Still, Cruzan’s single barrel rum is not bad at all, for a rum that is blended from a series of 5 year to 12 year old rums. It has a pungently sweet nose that states its origin in molasses quite clearly. The original rums that create the blend are aged in white oak whiskey and bourbon barrels, but the resultant is then itself aged in yet another charred barrel for a further period about a year, and I’ll tell you, that thing creates a deep amber colour and a striking nose that a single ageing would not produce. You can taste hints of caramel, vanilla, butterscotch, dark fruit and faint nuttiness, and the finish, while not quite as smooth as I would like, is not unpleasant at all, and lasts for a good bit. It’s reminiscent of a good cognac. It’s dry and clean and the burn is quite mellow, really. And I have to say it: it pleased my sweet tooth, and the body is decent, so while I might not drink it neat, over ice it’s perfectly drinkable, and with a coke I’d say it’s just veddy veddy good.
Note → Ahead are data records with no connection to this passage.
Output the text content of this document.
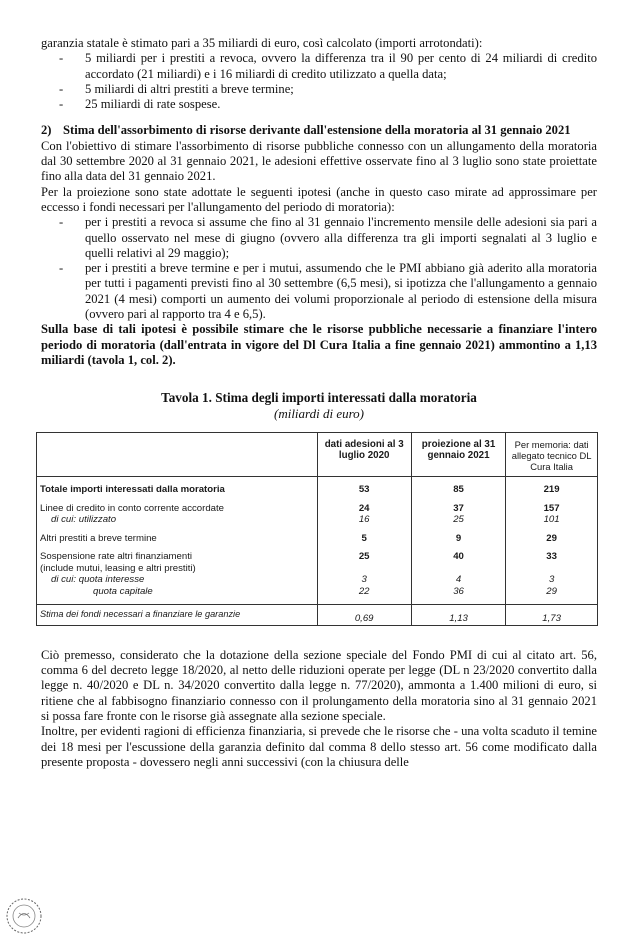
garanzia statale è stimato pari a 35 miliardi di euro, così calcolato (importi arrotondati):

- 5 miliardi per i prestiti a revoca, ovvero la differenza tra il 90 per cento di 24 miliardi di credito accordato (21 miliardi) e i 16 miliardi di credito utilizzato a quella data;
- 5 miliardi di altri prestiti a breve termine;
- 25 miliardi di rate sospese.
2) Stima dell'assorbimento di risorse derivante dall'estensione della moratoria al 31 gennaio 2021

Con l'obiettivo di stimare l'assorbimento di risorse pubbliche connesso con un allungamento della moratoria dal 30 settembre 2020 al 31 gennaio 2021, le adesioni effettive osservate fino al 3 luglio sono state proiettate fino alla data del 31 gennaio 2021.

Per la proiezione sono state adottate le seguenti ipotesi (anche in questo caso mirate ad approssimare per eccesso i fondi necessari per l'allungamento del periodo di moratoria):

- per i prestiti a revoca si assume che fino al 31 gennaio l'incremento mensile delle adesioni sia pari a quello osservato nel mese di giugno (ovvero alla differenza tra gli importi segnalati al 3 luglio e quelli relativi al 29 maggio);
- per i prestiti a breve termine e per i mutui, assumendo che le PMI abbiano già aderito alla moratoria per tutti i pagamenti previsti fino al 30 settembre (6,5 mesi), si ipotizza che l'allungamento a gennaio 2021 (4 mesi) comporti un aumento dei volumi proporzionale al periodo di estensione della misura (ovvero pari al rapporto tra 4 e 6,5).

Sulla base di tali ipotesi è possibile stimare che le risorse pubbliche necessarie a finanziare l'intero periodo di moratoria (dall'entrata in vigore del Dl Cura Italia a fine gennaio 2021) ammontino a 1,13 miliardi (tavola 1, col. 2).

Tavola 1. Stima degli importi interessati dalla moratoria
(miliardi di euro)
	dati adesioni al 3 luglio 2020	proiezione al 31 gennaio 2021	Per memoria: dati allegato tecnico DL Cura Italia

Totale importi interessati dalla moratoria	53	85	219

Linee di credito in conto corrente accordate	24	37	157
di cui: utilizzato	16	25	101

Altri prestiti a breve termine	5	9	29

Sospensione rate altri finanziamenti	25	40	33
(include mutui, leasing e altri prestiti)			
di cui: quota interesse	3	4	3
quota capitale	22	36	29

Stima dei fondi necessari a finanziare le garanzie	0,69	1,13	1,73

Ciò premesso, considerato che la dotazione della sezione speciale del Fondo PMI di cui al citato art. 56, comma 6 del decreto legge 18/2020, al netto delle riduzioni operate per legge (DL n 23/2020 convertito dalla legge n. 40/2020 e DL n. 34/2020 convertito dalla legge n. 77/2020), ammonta a 1.400 milioni di euro, si ritiene che al fabbisogno finanziario connesso con il prolungamento della moratoria sino al 31 gennaio 2021 si possa fare fronte con le risorse già assegnate alla sezione speciale.

Inoltre, per evidenti ragioni di efficienza finanziaria, si prevede che le risorse che - una volta scaduto il temine dei 18 mesi per l'escussione della garanzia definito dal comma 8 dello stesso art. 56 come modificato dalla presente proposta - dovessero negli anni successivi (con la chiusura delle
Honesty compels me to admit that I had to do a second taste at home, after departing Keenan’s porch somewhat worse for wear. Sampling the Santa Teresa (it’s quite good, but I have to write the review) and then the re-tasting the Appleton Master Blender’s Legacy (which is about as poor on the finish line as I recall), then following that up with 3/4 of the bottle of this exemplary Cruzan had me seeing three Keenans as I departed. My mother raising me as she did, I said goodbye three times, and assured each one of the three that when it comes to a good mixing rum, or just a damned decent drink for a reasonable price, this Cruzan is definitely a good buy.